Amo la letteratura femminile. Una scelta fatta da grande, che mi costringe a cercare autrici seguendo percorsi che mi portano a scovare a volte dei veri gioielli. Che a volte trovo in edizione cartacea nella biblioteca di casa, che sono stati editati in passato e poi mai più riproposti. Le donne leggono di pi degli uomini, questo lo dimostrano tutte le statistiche.

Eppure in cima alle classifiche dei libri più venduti ci sono sempre uomini. Ultimamente fanno capolino le scrittrici di gialli, un genere che a quanto pare è concesso scrivere a una donna. E poi ci sono i romanzi rosa, anche questi concessi alle donne. Quindi le donne possono oggi sperare di vedersi pubblicato un libro se è un giallo o un romanzo d’amore. E siccome le donne sono testarde, se nessuno pubblica il loro libro lo pubblicano da sole, ne vendono un sacco di copie e poi un editore sveglio è costretto a pubblicarle.

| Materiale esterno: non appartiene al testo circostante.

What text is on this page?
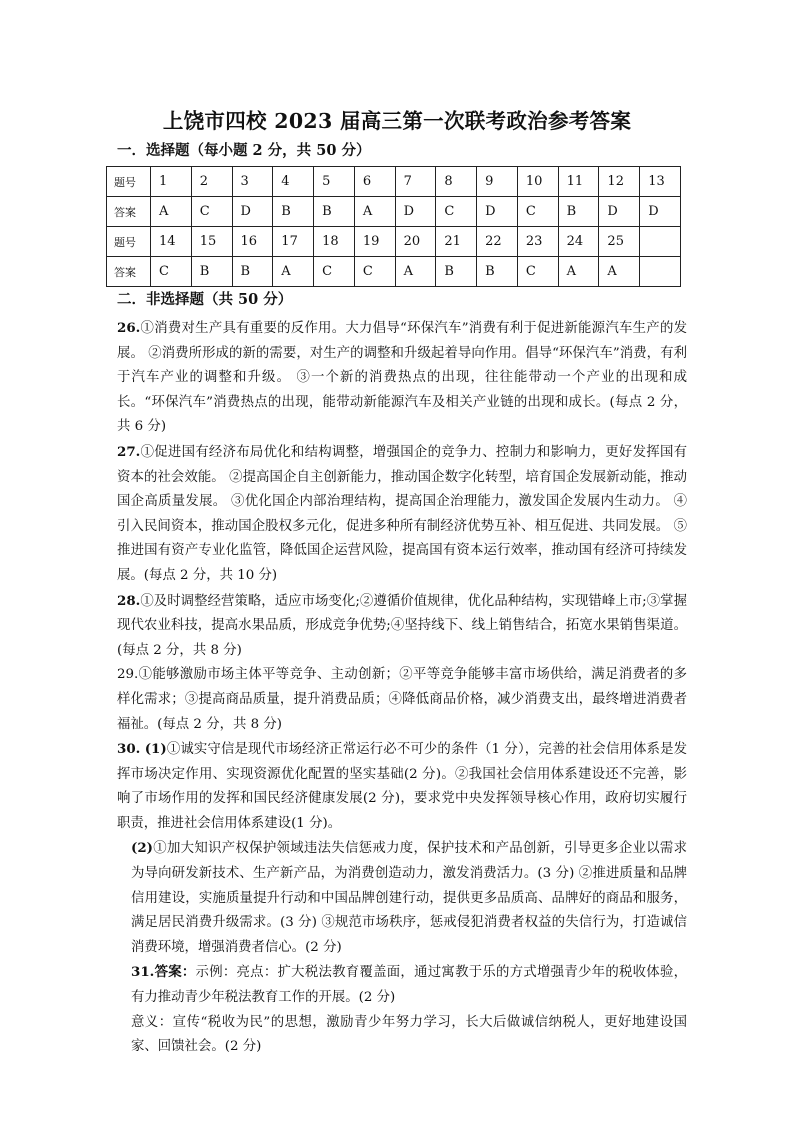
上饶市四校 2023 届高三第一次联考政治参考答案
一．选择题（每小题 2 分，共 50 分）
题号	1	2	3	4	5	6	7	8	9	10	11	12	13
答案	A	C	D	B	B	A	D	C	D	C	B	D	D
题号	14	15	16	17	18	19	20	21	22	23	24	25	
答案	C	B	B	A	C	C	A	B	B	C	A	A	
二．非选择题（共 50 分）

26.①消费对生产具有重要的反作用。大力倡导“环保汽车”消费有利于促进新能源汽车生产的发展。 ②消费所形成的新的需要，对生产的调整和升级起着导向作用。倡导“环保汽车”消费，有利于汽车产业的调整和升级。 ③一个新的消费热点的出现，往往能带动一个产业的出现和成长。“环保汽车”消费热点的出现，能带动新能源汽车及相关产业链的出现和成长。(每点 2 分，共 6 分)

27.①促进国有经济布局优化和结构调整，增强国企的竞争力、控制力和影响力，更好发挥国有资本的社会效能。 ②提高国企自主创新能力，推动国企数字化转型，培育国企发展新动能，推动国企高质量发展。 ③优化国企内部治理结构，提高国企治理能力，激发国企发展内生动力。 ④引入民间资本，推动国企股权多元化，促进多种所有制经济优势互补、相互促进、共同发展。 ⑤推进国有资产专业化监管，降低国企运营风险，提高国有资本运行效率，推动国有经济可持续发展。(每点 2 分，共 10 分)

28.①及时调整经营策略，适应市场变化;②遵循价值规律，优化品种结构，实现错峰上市;③掌握现代农业科技，提高水果品质，形成竞争优势;④坚持线下、线上销售结合，拓宽水果销售渠道。(每点 2 分，共 8 分)

29.①能够激励市场主体平等竞争、主动创新；②平等竞争能够丰富市场供给，满足消费者的多样化需求；③提高商品质量，提升消费品质；④降低商品价格，减少消费支出，最终增进消费者福祉。(每点 2 分，共 8 分)

30. (1)①诚实守信是现代市场经济正常运行必不可少的条件（1 分），完善的社会信用体系是发挥市场决定作用、实现资源优化配置的坚实基础(2 分)。②我国社会信用体系建设还不完善，影响了市场作用的发挥和国民经济健康发展(2 分)，要求党中央发挥领导核心作用，政府切实履行职责，推进社会信用体系建设(1 分)。

(2)①加大知识产权保护领域违法失信惩戒力度，保护技术和产品创新，引导更多企业以需求为导向研发新技术、生产新产品，为消费创造动力，激发消费活力。(3 分) ②推进质量和品牌信用建设，实施质量提升行动和中国品牌创建行动，提供更多品质高、品牌好的商品和服务，满足居民消费升级需求。(3 分) ③规范市场秩序，惩戒侵犯消费者权益的失信行为，打造诚信消费环境，增强消费者信心。(2 分)

31.答案：示例：亮点：扩大税法教育覆盖面，通过寓教于乐的方式增强青少年的税收体验，有力推动青少年税法教育工作的开展。(2 分)

意义：宣传“税收为民”的思想，激励青少年努力学习，长大后做诚信纳税人，更好地建设国家、回馈社会。(2 分)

Non voglio fare un discorso generalista, così è come funziona in Italia. All’estero, in primis in USA, le cose funzionano diversamente. Innanzitutto la scrittura creativa si insegna all’università e questo porta inevitabilmente all’emersione di scrittrici femminili.

Le donne sono ottime lettrice, ma leggono di tutto. Quando un libro le intriga che l’autore sia un uomo o una donna conta poco. Gli uomini preferiscono leggere invece autori maschili. Ho spesso cercato di capire perché, senza darmi una risposta. Sembra quasi che la cultura e l’arte in mano a una donna diventino di serie B, che le storie raccontate dalle donne siano poco interessanti, storie minime. Le donne in effetti non scrivono epopee, ma indagano piccoli ambienti, vicende familiari; raccontano mondi più delimitati, ma lo fanno con grande intensità.

E voi siete influenzati dal genere dell’autore del libro che volete leggere?